Functional Domains of the alpha1 Catalytic Subunit of the AMP-activated Protein Kinase


Functional Domains of the alpha1 Catalytic Subunit of the AMP-activated Protein Kinase

B E Crute et al. J Biol Chem.


The AMP-activated protein kinase is a heterotrimeric enzyme, important in cellular adaptation to the stress of nutrient starvation, hypoxia, increased ATP utilization, or heat shock. This mammalian enzyme is composed of a catalytic alpha subunit and noncatalytic beta and gamma subunits and is a member of a larger protein kinase family that includes the SNF1 kinase of Saccharomyces cerevisiae. In the present study, we have identified by truncation and site-directed mutagenesis several functional domains of the alpha1 catalytic subunit, which modulate its activity, subunit association, and protein turnover.

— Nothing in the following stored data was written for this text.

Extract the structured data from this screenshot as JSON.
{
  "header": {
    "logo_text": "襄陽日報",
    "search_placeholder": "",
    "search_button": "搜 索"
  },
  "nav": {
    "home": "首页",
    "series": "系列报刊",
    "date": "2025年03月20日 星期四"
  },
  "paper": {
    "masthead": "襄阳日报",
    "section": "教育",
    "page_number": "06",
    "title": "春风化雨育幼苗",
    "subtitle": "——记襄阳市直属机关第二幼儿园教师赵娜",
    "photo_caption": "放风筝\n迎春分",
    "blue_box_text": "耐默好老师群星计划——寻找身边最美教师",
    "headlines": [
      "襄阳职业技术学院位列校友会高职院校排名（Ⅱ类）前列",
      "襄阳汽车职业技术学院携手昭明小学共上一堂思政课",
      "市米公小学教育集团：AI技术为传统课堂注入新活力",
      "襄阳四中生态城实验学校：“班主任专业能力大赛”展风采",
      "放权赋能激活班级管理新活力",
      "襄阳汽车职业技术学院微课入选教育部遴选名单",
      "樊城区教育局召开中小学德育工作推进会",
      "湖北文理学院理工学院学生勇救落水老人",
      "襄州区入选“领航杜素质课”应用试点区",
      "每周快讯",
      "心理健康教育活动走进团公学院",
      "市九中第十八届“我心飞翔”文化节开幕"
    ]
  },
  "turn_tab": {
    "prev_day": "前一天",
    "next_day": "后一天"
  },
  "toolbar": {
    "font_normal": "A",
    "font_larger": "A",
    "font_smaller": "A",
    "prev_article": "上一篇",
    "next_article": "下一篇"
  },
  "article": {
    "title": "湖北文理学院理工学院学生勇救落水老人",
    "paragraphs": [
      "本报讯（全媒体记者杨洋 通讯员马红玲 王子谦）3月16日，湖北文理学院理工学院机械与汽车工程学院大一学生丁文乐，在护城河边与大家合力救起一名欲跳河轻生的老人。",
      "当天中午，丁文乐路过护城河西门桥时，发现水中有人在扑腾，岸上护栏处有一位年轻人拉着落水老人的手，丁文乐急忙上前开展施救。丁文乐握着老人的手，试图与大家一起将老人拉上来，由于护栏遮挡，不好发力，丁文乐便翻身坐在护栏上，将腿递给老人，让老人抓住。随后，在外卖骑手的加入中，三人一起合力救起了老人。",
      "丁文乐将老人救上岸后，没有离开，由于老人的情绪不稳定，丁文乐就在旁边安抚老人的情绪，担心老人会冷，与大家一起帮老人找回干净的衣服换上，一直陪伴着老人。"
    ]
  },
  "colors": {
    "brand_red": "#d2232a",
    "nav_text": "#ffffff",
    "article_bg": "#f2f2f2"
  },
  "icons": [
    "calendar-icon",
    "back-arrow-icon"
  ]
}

C-terminal truncation of the 548-amino acid (aa) wild-type alpha1 protein to aa 312 or 392 abolishes the binding of the beta/gamma subunits and dramatically increases protein expression. The full-length wild-type alpha1 subunit is only minimally active in the absence of co-expressed beta/gamma, and alpha1(1-392) likewise has little activity. Further truncation to aa 312, however, is associated with a large increase in enzyme specific activity, thus revealing an autoinhibitory sequence between aa 313 and 392. alpha-1(1-312) still requires the phosphorylation of the activation loop Thr-172 for enzyme activity, yet is now independent of the allosteric activator, AMP. The increased levels of protein expression on transient transfection of either truncated alpha subunit cDNA are because of a decrease in enzyme turnover by pulse-chase analysis. Taken together, these data indicate that the alpha1 subunit of AMP-activated protein kinase contains several features that determine enzyme activity and stability. A constitutively active form of the kinase that does not require participation by the noncatalytic subunits provides a unique reagent for exploring the functions of AMP-activated protein kinase.